Kuss is driving the 534-mile Tour del Sol — the Tour of the Sun — to promote “the good news of combining renewable energy and electric cars,” visiting training centers and university campuses across the state to recharge his car.
Green Energy Ohio is a statewide nonprofit that promotes environmentally and economically sustainable energy in Ohio. Kuss has been a board member for 12 years.
Kuss said that last year, 60 percent of the electricity he used to run his Volt came from the sun. Being in the solar-panel industry, he said, gives him access to an array of panels daily. On the road, his car charges up at charging stations such as the one at the training center.
“The fun thing will be, when we do this next year, there will be more charging stations and longer-range cars,” Kuss said. “Sometime in the future, we’ll be able to zip around Ohio not only on electric, but on electric and renewable [energy].”
Greener energy is available to all Ohioans, Kuss said. Consumers can choose cleaner electricity through their current utility company at a slightly higher rate.
“Not everybody can put up a solar panel. But you can make the choice for maybe 5 or 7 percent more [on your electricity bill when you] buy an all-green mix,” Kuss said. “All utilities have that now because it’s mandated.”

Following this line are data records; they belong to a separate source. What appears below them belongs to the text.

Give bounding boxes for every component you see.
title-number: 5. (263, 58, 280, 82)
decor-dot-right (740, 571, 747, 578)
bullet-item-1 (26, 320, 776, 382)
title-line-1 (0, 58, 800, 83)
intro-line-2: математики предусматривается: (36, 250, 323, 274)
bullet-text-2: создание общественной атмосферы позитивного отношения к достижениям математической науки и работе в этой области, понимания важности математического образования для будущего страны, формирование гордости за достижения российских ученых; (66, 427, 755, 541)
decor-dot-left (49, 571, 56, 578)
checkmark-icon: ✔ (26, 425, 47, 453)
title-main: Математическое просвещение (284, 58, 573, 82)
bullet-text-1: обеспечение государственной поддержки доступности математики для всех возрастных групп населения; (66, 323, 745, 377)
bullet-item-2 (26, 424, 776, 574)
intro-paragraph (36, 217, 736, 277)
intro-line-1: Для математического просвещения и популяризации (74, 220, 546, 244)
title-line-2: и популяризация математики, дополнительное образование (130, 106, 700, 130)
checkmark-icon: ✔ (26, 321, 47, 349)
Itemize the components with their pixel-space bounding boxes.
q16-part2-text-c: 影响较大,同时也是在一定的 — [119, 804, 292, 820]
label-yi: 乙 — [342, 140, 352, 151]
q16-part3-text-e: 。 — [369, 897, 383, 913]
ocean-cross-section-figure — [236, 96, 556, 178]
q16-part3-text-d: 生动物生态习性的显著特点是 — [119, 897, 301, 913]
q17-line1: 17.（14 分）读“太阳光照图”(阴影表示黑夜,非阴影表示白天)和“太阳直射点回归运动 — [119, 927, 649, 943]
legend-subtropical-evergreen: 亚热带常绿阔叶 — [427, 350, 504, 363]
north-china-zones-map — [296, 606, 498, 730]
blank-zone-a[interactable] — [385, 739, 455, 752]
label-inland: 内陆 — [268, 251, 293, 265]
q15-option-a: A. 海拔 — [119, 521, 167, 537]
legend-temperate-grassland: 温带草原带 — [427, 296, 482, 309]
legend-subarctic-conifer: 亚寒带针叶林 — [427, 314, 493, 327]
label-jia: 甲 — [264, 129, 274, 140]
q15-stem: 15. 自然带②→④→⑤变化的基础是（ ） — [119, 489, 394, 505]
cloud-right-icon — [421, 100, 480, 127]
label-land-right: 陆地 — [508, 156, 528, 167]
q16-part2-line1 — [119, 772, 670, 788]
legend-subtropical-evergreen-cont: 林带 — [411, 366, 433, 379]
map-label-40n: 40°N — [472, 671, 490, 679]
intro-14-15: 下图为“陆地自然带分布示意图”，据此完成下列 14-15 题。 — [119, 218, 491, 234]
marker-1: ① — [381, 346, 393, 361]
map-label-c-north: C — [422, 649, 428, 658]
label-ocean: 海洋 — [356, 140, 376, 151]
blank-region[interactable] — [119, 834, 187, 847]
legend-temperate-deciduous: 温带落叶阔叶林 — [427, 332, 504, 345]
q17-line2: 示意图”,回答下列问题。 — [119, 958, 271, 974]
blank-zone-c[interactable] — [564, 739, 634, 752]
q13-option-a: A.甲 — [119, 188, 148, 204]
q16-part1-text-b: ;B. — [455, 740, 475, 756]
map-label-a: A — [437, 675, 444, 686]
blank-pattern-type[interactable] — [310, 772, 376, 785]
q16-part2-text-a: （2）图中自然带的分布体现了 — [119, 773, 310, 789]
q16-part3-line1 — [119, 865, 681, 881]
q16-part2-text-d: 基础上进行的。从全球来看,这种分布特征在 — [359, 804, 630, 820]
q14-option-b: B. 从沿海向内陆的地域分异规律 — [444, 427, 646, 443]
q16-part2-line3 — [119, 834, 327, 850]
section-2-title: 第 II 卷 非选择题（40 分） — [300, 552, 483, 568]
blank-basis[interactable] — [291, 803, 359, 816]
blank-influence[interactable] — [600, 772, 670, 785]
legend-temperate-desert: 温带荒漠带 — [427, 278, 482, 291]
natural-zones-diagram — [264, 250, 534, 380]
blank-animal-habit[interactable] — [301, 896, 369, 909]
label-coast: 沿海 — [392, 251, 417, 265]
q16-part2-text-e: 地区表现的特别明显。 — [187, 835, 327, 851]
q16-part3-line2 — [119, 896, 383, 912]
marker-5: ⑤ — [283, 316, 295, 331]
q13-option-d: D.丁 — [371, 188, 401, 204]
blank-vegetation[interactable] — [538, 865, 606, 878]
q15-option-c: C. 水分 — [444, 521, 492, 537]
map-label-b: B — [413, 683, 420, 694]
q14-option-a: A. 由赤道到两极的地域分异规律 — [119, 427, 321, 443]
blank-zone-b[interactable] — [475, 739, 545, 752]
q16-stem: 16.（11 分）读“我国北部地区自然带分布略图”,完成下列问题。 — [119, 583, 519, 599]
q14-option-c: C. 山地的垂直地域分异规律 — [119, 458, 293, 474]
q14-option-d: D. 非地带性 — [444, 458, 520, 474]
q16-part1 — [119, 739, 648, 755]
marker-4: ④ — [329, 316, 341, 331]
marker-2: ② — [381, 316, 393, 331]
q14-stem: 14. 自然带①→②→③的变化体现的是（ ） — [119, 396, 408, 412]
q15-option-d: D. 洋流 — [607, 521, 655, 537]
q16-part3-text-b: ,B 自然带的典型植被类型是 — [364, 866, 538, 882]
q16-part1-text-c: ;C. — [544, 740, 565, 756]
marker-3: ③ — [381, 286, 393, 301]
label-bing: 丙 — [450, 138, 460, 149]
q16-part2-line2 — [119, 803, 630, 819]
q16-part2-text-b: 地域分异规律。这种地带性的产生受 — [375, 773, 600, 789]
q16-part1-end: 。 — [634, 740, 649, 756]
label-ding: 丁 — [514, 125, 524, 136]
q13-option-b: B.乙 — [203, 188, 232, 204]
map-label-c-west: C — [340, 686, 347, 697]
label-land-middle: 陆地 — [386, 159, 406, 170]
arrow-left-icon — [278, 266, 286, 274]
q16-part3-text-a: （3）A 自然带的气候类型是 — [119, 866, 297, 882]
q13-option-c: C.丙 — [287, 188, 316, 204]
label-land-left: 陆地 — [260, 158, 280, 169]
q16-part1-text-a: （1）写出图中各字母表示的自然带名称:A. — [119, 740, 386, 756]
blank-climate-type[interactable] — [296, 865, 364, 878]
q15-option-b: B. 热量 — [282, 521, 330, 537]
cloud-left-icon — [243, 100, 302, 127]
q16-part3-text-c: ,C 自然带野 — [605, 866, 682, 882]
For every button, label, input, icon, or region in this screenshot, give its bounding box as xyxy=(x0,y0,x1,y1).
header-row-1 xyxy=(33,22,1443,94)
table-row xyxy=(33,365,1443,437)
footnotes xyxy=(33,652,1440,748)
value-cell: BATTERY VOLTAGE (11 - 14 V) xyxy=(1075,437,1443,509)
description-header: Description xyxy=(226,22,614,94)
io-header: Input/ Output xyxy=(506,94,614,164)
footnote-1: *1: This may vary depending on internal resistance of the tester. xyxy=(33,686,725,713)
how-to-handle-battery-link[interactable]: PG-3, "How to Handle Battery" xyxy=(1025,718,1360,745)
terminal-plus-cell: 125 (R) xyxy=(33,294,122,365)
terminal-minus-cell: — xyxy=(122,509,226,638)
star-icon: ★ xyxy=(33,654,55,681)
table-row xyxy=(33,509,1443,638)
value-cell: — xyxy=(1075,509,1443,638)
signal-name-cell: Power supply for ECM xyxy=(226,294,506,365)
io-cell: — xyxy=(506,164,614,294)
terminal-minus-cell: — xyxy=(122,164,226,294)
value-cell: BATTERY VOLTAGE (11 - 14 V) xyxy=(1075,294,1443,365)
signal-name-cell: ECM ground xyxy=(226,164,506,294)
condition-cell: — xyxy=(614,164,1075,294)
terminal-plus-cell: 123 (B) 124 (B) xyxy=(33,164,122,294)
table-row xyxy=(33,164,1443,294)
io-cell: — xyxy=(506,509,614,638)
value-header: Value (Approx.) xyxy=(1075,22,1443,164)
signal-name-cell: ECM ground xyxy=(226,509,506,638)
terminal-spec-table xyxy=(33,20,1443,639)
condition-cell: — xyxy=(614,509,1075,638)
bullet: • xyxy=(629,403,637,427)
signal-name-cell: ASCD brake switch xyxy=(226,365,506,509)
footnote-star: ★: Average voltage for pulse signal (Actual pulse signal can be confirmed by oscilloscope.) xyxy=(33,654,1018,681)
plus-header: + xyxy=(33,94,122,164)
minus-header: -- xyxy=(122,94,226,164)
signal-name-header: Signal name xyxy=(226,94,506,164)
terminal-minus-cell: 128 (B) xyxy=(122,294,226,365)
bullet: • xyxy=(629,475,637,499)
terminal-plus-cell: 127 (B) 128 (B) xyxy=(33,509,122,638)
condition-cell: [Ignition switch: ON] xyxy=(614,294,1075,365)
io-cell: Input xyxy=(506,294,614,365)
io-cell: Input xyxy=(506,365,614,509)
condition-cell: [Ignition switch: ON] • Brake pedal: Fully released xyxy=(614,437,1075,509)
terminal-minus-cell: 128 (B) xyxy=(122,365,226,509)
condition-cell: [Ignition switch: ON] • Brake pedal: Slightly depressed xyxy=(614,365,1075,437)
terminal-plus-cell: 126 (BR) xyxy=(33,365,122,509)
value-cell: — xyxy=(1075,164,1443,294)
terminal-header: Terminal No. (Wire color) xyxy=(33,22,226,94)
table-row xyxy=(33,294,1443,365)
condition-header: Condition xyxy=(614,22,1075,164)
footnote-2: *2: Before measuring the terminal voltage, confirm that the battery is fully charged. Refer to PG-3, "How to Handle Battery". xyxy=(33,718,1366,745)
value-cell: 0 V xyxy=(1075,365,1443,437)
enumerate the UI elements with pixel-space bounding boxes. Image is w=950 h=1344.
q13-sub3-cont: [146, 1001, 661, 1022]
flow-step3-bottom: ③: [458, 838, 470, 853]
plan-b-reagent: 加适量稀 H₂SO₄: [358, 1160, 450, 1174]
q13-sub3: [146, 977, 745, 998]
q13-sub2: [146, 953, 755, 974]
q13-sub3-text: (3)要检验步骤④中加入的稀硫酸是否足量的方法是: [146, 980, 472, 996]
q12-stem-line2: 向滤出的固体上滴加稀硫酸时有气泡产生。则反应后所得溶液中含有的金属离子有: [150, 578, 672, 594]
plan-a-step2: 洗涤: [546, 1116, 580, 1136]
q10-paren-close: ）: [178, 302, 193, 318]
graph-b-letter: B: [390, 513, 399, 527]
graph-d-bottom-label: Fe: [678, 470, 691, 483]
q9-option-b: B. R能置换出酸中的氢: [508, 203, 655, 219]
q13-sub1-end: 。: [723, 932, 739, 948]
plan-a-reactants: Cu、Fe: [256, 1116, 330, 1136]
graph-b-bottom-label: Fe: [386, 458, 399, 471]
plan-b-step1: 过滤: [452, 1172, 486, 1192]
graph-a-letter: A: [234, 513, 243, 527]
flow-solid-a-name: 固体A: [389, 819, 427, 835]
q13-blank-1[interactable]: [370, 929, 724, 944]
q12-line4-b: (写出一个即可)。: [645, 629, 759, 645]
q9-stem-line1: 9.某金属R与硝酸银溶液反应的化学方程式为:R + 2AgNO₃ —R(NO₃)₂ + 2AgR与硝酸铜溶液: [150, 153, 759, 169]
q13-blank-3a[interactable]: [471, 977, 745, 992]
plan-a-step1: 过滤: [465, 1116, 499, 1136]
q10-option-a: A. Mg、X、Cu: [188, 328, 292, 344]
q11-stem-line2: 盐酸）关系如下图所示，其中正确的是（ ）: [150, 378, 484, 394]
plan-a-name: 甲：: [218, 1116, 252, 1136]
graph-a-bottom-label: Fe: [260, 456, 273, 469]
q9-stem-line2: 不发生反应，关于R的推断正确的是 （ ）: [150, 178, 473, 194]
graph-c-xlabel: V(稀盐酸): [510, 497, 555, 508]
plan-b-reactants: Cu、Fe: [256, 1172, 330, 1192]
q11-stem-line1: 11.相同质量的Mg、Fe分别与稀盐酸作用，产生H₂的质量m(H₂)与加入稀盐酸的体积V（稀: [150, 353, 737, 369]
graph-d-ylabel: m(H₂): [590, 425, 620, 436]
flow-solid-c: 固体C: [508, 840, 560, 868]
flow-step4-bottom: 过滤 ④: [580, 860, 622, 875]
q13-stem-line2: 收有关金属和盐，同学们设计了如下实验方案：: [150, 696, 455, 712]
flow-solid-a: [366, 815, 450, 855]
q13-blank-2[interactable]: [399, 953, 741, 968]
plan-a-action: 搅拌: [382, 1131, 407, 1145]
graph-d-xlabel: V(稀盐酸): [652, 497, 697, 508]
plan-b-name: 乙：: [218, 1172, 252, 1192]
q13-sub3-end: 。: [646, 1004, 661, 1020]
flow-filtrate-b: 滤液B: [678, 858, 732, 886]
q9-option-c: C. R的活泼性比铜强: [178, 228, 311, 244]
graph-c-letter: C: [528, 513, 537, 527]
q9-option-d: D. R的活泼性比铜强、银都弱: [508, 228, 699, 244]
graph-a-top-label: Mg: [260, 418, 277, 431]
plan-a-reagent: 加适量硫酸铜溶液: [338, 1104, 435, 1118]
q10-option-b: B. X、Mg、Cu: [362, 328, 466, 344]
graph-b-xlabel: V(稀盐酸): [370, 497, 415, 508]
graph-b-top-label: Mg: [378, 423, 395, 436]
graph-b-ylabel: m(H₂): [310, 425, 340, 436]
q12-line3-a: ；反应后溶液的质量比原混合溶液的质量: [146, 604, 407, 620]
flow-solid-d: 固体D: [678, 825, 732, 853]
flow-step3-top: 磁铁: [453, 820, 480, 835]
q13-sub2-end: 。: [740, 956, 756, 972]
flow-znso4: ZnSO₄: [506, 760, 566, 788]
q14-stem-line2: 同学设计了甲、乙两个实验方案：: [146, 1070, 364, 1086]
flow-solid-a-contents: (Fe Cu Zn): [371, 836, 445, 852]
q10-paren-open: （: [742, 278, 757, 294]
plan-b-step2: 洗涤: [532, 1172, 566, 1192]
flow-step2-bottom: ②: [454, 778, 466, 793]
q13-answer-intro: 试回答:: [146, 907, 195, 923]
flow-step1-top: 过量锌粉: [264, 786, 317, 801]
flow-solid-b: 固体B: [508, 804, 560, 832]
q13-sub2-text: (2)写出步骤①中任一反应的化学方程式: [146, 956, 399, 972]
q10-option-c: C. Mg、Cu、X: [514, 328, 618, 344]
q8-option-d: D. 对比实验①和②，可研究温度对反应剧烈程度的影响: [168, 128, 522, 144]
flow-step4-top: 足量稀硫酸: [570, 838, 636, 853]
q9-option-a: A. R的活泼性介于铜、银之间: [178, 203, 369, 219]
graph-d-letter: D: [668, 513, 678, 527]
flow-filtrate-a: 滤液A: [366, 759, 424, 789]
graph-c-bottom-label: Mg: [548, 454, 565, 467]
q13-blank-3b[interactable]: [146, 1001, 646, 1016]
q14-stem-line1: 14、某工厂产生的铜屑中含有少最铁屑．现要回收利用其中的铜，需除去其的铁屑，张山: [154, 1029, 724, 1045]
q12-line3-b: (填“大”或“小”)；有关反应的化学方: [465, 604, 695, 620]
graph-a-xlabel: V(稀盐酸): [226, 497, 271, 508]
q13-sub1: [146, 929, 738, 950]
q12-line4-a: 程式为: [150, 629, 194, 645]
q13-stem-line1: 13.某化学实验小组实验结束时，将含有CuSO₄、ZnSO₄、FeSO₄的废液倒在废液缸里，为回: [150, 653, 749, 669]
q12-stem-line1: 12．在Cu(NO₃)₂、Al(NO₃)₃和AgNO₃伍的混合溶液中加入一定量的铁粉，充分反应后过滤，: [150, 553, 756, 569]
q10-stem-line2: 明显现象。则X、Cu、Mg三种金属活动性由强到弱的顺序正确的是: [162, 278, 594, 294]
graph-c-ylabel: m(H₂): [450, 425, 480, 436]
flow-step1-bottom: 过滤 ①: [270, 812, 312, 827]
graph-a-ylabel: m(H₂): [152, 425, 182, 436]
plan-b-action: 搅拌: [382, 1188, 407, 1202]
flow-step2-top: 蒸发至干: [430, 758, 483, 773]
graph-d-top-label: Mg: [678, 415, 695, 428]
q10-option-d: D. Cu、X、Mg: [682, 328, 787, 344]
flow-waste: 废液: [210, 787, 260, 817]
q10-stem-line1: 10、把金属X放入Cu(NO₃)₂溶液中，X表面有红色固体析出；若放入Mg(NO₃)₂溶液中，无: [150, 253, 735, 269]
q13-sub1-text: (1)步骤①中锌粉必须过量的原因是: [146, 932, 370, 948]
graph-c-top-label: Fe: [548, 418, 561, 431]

Kuss is an advocate of energy independence. “I can plug in and run my world off electricity. That makes me environmentally minded, and I want to be part of that solution,” he said.
Eric Davis, training director at the International Brotherhood of Electric Workers 573, trains electricians on how to install charging stations. The training center offers classes for that certification.
He explained why some consumers are nervous about investing in an electric car, citing “range anxiety” as one of the common concerns.
“It’s still in its infancy. People worry that they can’t go very far before the charge runs out. It’s slow to catch on, but it’s coming,” Davis said. “We can’t continue to be solely dependent on fossil fuels.”
Across the road from the training center is the building in which Delphi Packard researches, designs and builds components for electric cars.
The Tour del Sol is carrying one of Delphi’s portable chargers, which features a household plug that enables the car to be plugged into any 120-volt outlet.
Delphi is currently in the research-and-development stage of the next generation of charging stations, including a drive-on pad that can charge vehicles wirelessly.
The pads, which can be installed into a garage floor or under a parking space, use magnetic-resonance technology to wirelessly charge the vehicle.
Delphi has 16 staff members working on this technology alone, which is likely to remain in the development phase for the next three to four years, company officials said.
Bill Spratley, executive director of GEO, is traveling with Kuss. He said he was excited about the trip and about the future of renewable energy. He drew parallels between their journey and that of Thomas Edison 100 years ago.
“Thomas Edison had an electric car, and in 1912 he drove it 170 miles from London to Scotland,” Spratley said. “He also developed a prototype suburban home” that would run on wind energy. “We now have the auto technology and the renewable-energy technology to make that vision real,” Spratley added.
Kuss and Spratley finish their road trip in Cleveland today.
“And may the force of Thomas Edison be with us,” Spratley said.